Marvel Comics' first Native American superhero has a complicated lineage.

First, the label of "Number One" stems purely from historical placement. The first Red Wolf guest-starred in issues #80-81 of THE AVENGERS (1970), and he represents himself as a modern Indian named "Will Talltrees" whose family was slaughtered by the henchmen of Avengers-foe Cornelius Van Lunt. He claims to have been given the mission of becoming Red Wolf by a Native American spirit, but the hero boasts no overt super-powers, leaving open the possibility that his encounter with an Indian god was imaginary. Red Wolf does have a real wolf named "Lobo" that follows him around, but this too is given a naturalistic slant, in that Talltrees raised Lobo from cub-hood. Red Wolf joins the Avengers in attempting to bring Van Lunt to justice; Van Lunt disappears and Red Wolf is seen once more in his civilian identity as the story ends.

However, when a Red Wolf starring-feature appeared one year later, the powers that be at Marvel decided to devote it to a 19th-century predecessor of the Talltrees character. I'll address this character in a separate post.

After one tryout issue in MARVEL SPOTLIGHT and six issues of a RED WOLF comic book, the 19th-century version faded out in favor of a modern-day crusader. In the first two issues, written by Gardner Fox, this modern-day character is never decisively called "Will Talltrees," though nothing in the stories makes a correlation impossible.

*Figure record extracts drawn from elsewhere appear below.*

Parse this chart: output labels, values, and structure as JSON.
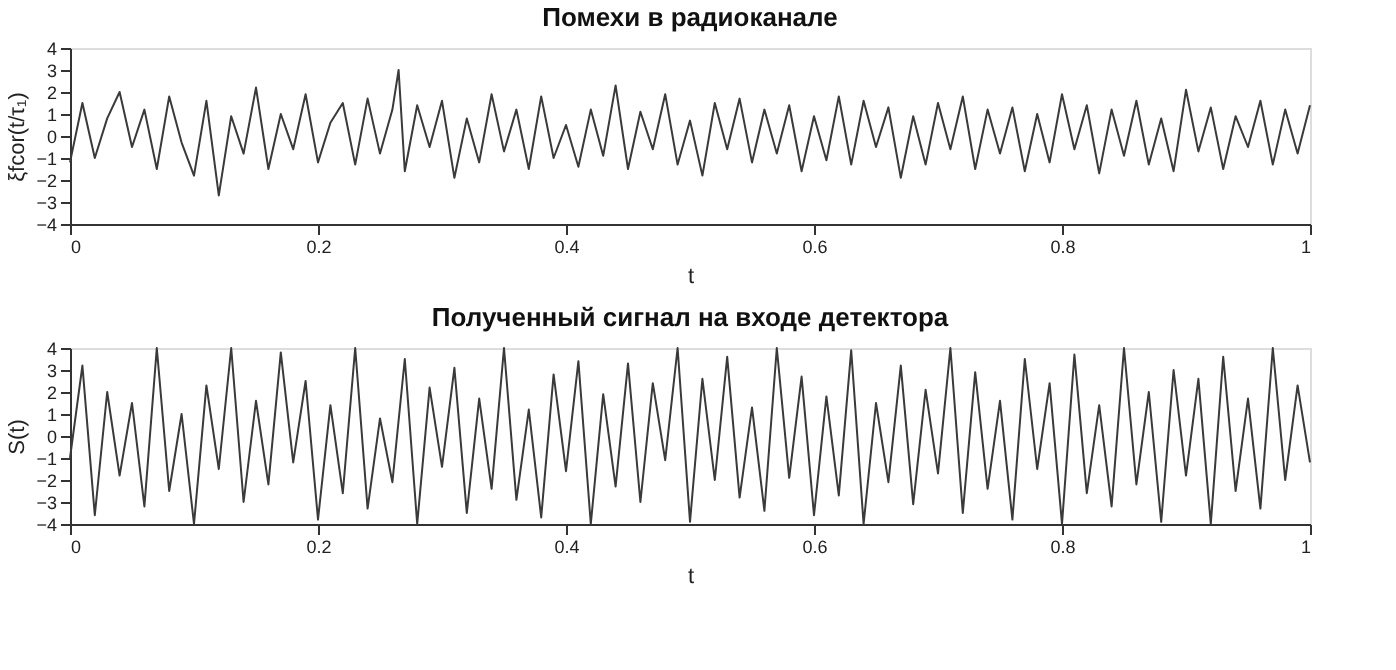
{
  "chart_data": [
    {
      "type": "line",
      "title": "Помехи в радиоканале",
      "xlabel": "t",
      "ylabel": "ξfcor(t/τ₁)",
      "xlim": [
        0,
        1
      ],
      "xticks": [
        0,
        0.2,
        0.4,
        0.6,
        0.8,
        1
      ],
      "ylim": [
        -4,
        4
      ],
      "yticks": [
        -4,
        -3,
        -2,
        -1,
        0,
        1,
        2,
        3,
        4
      ],
      "grid": false,
      "marker": "none",
      "line_style": "solid",
      "x": [
        0,
        0.01,
        0.02,
        0.03,
        0.04,
        0.05,
        0.06,
        0.07,
        0.08,
        0.09,
        0.1,
        0.11,
        0.12,
        0.13,
        0.14,
        0.15,
        0.16,
        0.17,
        0.18,
        0.19,
        0.2,
        0.21,
        0.22,
        0.23,
        0.24,
        0.25,
        0.26,
        0.265,
        0.27,
        0.28,
        0.29,
        0.3,
        0.31,
        0.32,
        0.33,
        0.34,
        0.35,
        0.36,
        0.37,
        0.38,
        0.39,
        0.4,
        0.41,
        0.42,
        0.43,
        0.44,
        0.45,
        0.46,
        0.47,
        0.48,
        0.49,
        0.5,
        0.51,
        0.52,
        0.53,
        0.54,
        0.55,
        0.56,
        0.57,
        0.58,
        0.59,
        0.6,
        0.61,
        0.62,
        0.63,
        0.64,
        0.65,
        0.66,
        0.67,
        0.68,
        0.69,
        0.7,
        0.71,
        0.72,
        0.73,
        0.74,
        0.75,
        0.76,
        0.77,
        0.78,
        0.79,
        0.8,
        0.81,
        0.82,
        0.83,
        0.84,
        0.85,
        0.86,
        0.87,
        0.88,
        0.89,
        0.9,
        0.91,
        0.92,
        0.93,
        0.94,
        0.95,
        0.96,
        0.97,
        0.98,
        0.99,
        1
      ],
      "series": [
        {
          "color": "#3a3a3a",
          "values": [
            -1.2,
            1.5,
            -1,
            0.8,
            2,
            -0.5,
            1.2,
            -1.5,
            1.8,
            -0.3,
            -1.8,
            1.6,
            -2.7,
            0.9,
            -0.8,
            2.2,
            -1.5,
            1,
            -0.6,
            1.9,
            -1.2,
            0.6,
            1.5,
            -1.3,
            1.7,
            -0.8,
            1.2,
            3,
            -1.6,
            1.4,
            -0.5,
            1.6,
            -1.9,
            0.8,
            -1.2,
            1.9,
            -0.7,
            1.2,
            -1.5,
            1.8,
            -1,
            0.5,
            -1.4,
            1.2,
            -0.9,
            2.3,
            -1.5,
            1.1,
            -0.6,
            1.9,
            -1.3,
            0.7,
            -1.8,
            1.5,
            -0.6,
            1.7,
            -1.2,
            1.2,
            -0.8,
            1.4,
            -1.6,
            0.9,
            -1.1,
            1.8,
            -1.3,
            1.6,
            -0.5,
            1.3,
            -1.9,
            0.9,
            -1.3,
            1.5,
            -0.6,
            1.8,
            -1.5,
            1.2,
            -0.8,
            1.3,
            -1.6,
            1,
            -1.2,
            1.9,
            -0.6,
            1.4,
            -1.7,
            1.2,
            -0.9,
            1.6,
            -1.3,
            0.8,
            -1.6,
            2.1,
            -0.7,
            1.3,
            -1.5,
            0.9,
            -0.5,
            1.6,
            -1.3,
            1.2,
            -0.8,
            1.4
          ]
        }
      ]
    },
    {
      "type": "line",
      "title": "Полученный сигнал на входе детектора",
      "xlabel": "t",
      "ylabel": "S(t)",
      "xlim": [
        0,
        1
      ],
      "xticks": [
        0,
        0.2,
        0.4,
        0.6,
        0.8,
        1
      ],
      "ylim": [
        -4,
        4
      ],
      "yticks": [
        -4,
        -3,
        -2,
        -1,
        0,
        1,
        2,
        3,
        4
      ],
      "grid": false,
      "marker": "none",
      "line_style": "solid",
      "x": [
        0,
        0.01,
        0.02,
        0.03,
        0.04,
        0.05,
        0.06,
        0.07,
        0.08,
        0.09,
        0.1,
        0.11,
        0.12,
        0.13,
        0.14,
        0.15,
        0.16,
        0.17,
        0.18,
        0.19,
        0.2,
        0.21,
        0.22,
        0.23,
        0.24,
        0.25,
        0.26,
        0.27,
        0.28,
        0.29,
        0.3,
        0.31,
        0.32,
        0.33,
        0.34,
        0.35,
        0.36,
        0.37,
        0.38,
        0.39,
        0.4,
        0.41,
        0.42,
        0.43,
        0.44,
        0.45,
        0.46,
        0.47,
        0.48,
        0.49,
        0.5,
        0.51,
        0.52,
        0.53,
        0.54,
        0.55,
        0.56,
        0.57,
        0.58,
        0.59,
        0.6,
        0.61,
        0.62,
        0.63,
        0.64,
        0.65,
        0.66,
        0.67,
        0.68,
        0.69,
        0.7,
        0.71,
        0.72,
        0.73,
        0.74,
        0.75,
        0.76,
        0.77,
        0.78,
        0.79,
        0.8,
        0.81,
        0.82,
        0.83,
        0.84,
        0.85,
        0.86,
        0.87,
        0.88,
        0.89,
        0.9,
        0.91,
        0.92,
        0.93,
        0.94,
        0.95,
        0.96,
        0.97,
        0.98,
        0.99,
        1
      ],
      "series": [
        {
          "color": "#3a3a3a",
          "values": [
            -1,
            3.2,
            -3.6,
            2,
            -1.8,
            1.5,
            -3.2,
            4,
            -2.5,
            1,
            -4,
            2.3,
            -1.5,
            4,
            -3,
            1.6,
            -2.2,
            3.8,
            -1.2,
            2.5,
            -3.8,
            1.4,
            -2.6,
            4,
            -3.3,
            0.8,
            -2.1,
            3.5,
            -4,
            2.2,
            -1.4,
            3.1,
            -3.5,
            1.7,
            -2.4,
            4,
            -2.9,
            1.2,
            -3.7,
            2.8,
            -1.6,
            3.4,
            -4,
            1.9,
            -2.3,
            3.3,
            -3,
            2.4,
            -1.1,
            4,
            -3.9,
            2.6,
            -2,
            3.6,
            -2.8,
            1.3,
            -3.4,
            4,
            -1.9,
            2.7,
            -3.6,
            1.8,
            -2.7,
            3.9,
            -4,
            1.5,
            -2.1,
            3.2,
            -3.1,
            2.1,
            -1.7,
            4,
            -3.5,
            2.9,
            -2.4,
            1.6,
            -3.8,
            3.5,
            -1.5,
            2.4,
            -4,
            3.7,
            -2.6,
            1.4,
            -3.2,
            4,
            -2.2,
            2,
            -3.9,
            3,
            -1.8,
            2.6,
            -4,
            3.6,
            -2.5,
            1.7,
            -3.3,
            4,
            -2,
            2.3,
            -1.2
          ]
        }
      ]
    }
  ]
}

In the final issue, RED WOLF #9. the letters-column asserts that the editors had been assessing fan-reaction, and that some fans had wanted a more supernatural version of the character. Thus in #9, the 20th-century Red Wolf takes on a new name, Thomas Thunderhead, courtesy of scripter Gary Friedrich (who had also written one issue of the 19th-century version). This Red Wolf believes that the Old West character is his ancestor, and wakes up from a nightmare to find that the wolf-spirit Owayodata has given him several gifts: the Red Wolf costume, the coup stick that the character uses as his primary weapon, and Lobo. Further, the character is made continuous with the previous two issues in that he confers with a character seen in the Fox stories, policewoman Jill Tomahawk-- and yet, the identity-less character of those stories had no real "supernatural" aspects. The Thunderhead version, for his one issue, finds that he can summon his coup stick to his hand across great distances, and that Lobo is now a spirit-wolf, who can shrug off a shotgun-blast to the face.

Such was the end of this version of Red Wolf as a featured character, but he continued to turn up as a guest-star. However, to confuse things further, some writers once more gave him the civilian identity of Will Talltrees, while keeping the supernatural abilities of the Thunderhead version. Not surprisingly, a 2016 version had debuted, and I'm given to understand that it doesn't attempt to dovetail with any of the previous versions. Given the confusing nature of the 20th-century version, this seems eminently practical.